Hice una pausa para descansar el hombro y miré detenidamente a Rafa. Estaba ahí de pie, esperando pacientemente, con su traje blanco de tenista. Impecable. Excepto por esa mancha de sangre de vaca en su playera y sus calcetines. En ese momento me llegó la inspiración como un relámpago. Comprendí el significado de aquel accidente con las gotitas de sangre. Era una señal de Dios. Una epifanía, como decía el padre Manuel. Rafa era el elegido para quedarse con el negocio. Había recibido ahí mismo su bautismo de sangre. 
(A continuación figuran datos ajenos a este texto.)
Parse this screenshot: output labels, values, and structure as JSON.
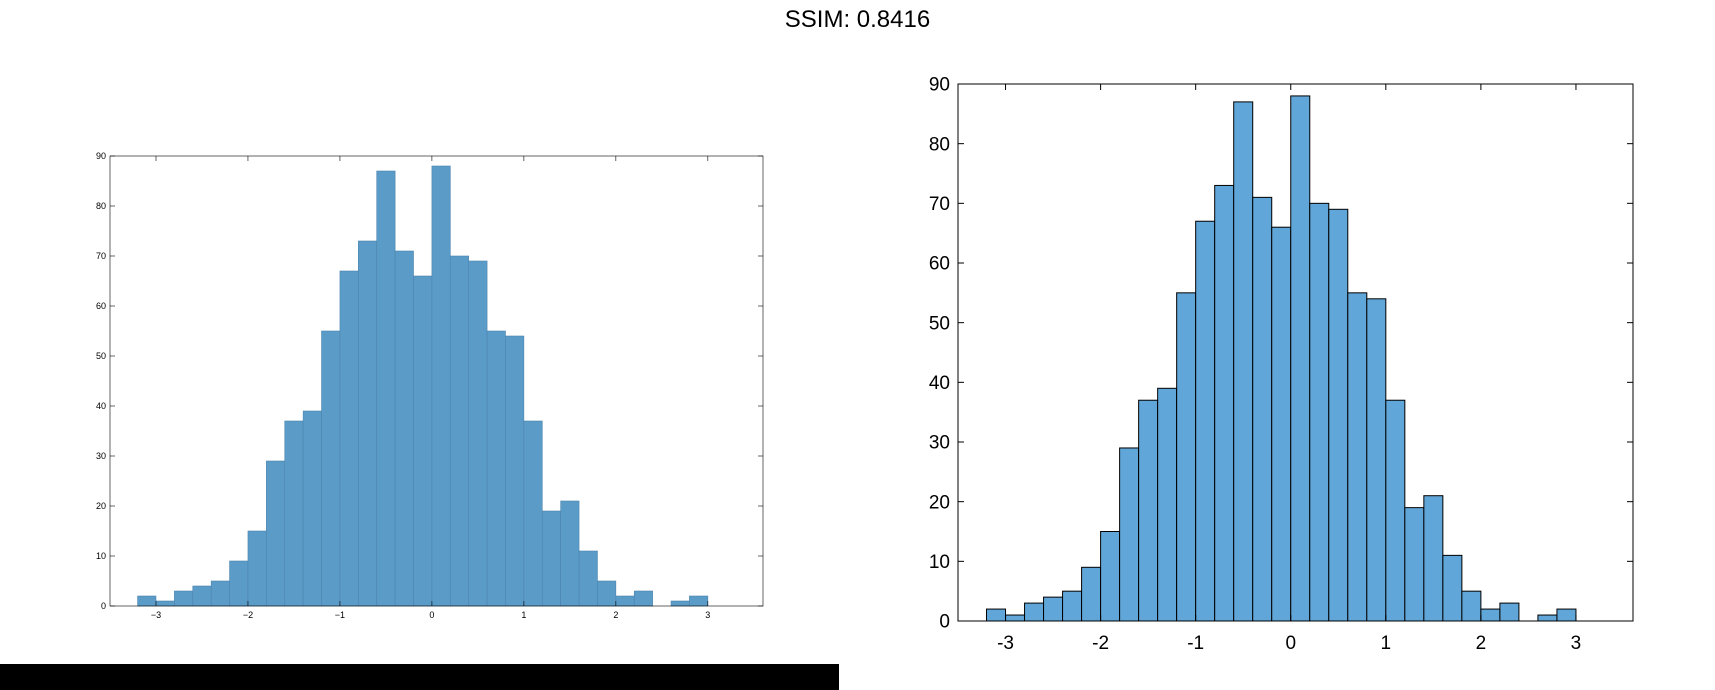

Todo tenía mucho sentido: Rafa era un muchacho muy trabajador, andaba siempre de casa en casa vendiendo sus cremas y sus perfumes. Y era además un muchacho muy disciplinado. El tenis lo había preparado para su verdadera vocación: la carnicería. No tendría ningún problema con el matamoscas, que pesaba mucho menos que una raqueta de grafito. Y sus hombros, tan fuertes de tanto ejercicio, aguantarían muchas décadas de trabajo sin darle molestias, como me había pasado a mí. Sólo era cuestión de que trabajara unos meses como mi asistente para ir aprendiendo los detalles del oficio, y luego podría seguir él solito con la tradición de Míster Carnes.

Esa noche dormí como un bebé. 

Al día siguiente fui a hablar con doña Sara. Resultó que Rafa también era vegano. Ese fue el día en que me comenzó la temblorina en el ojo izquierdo.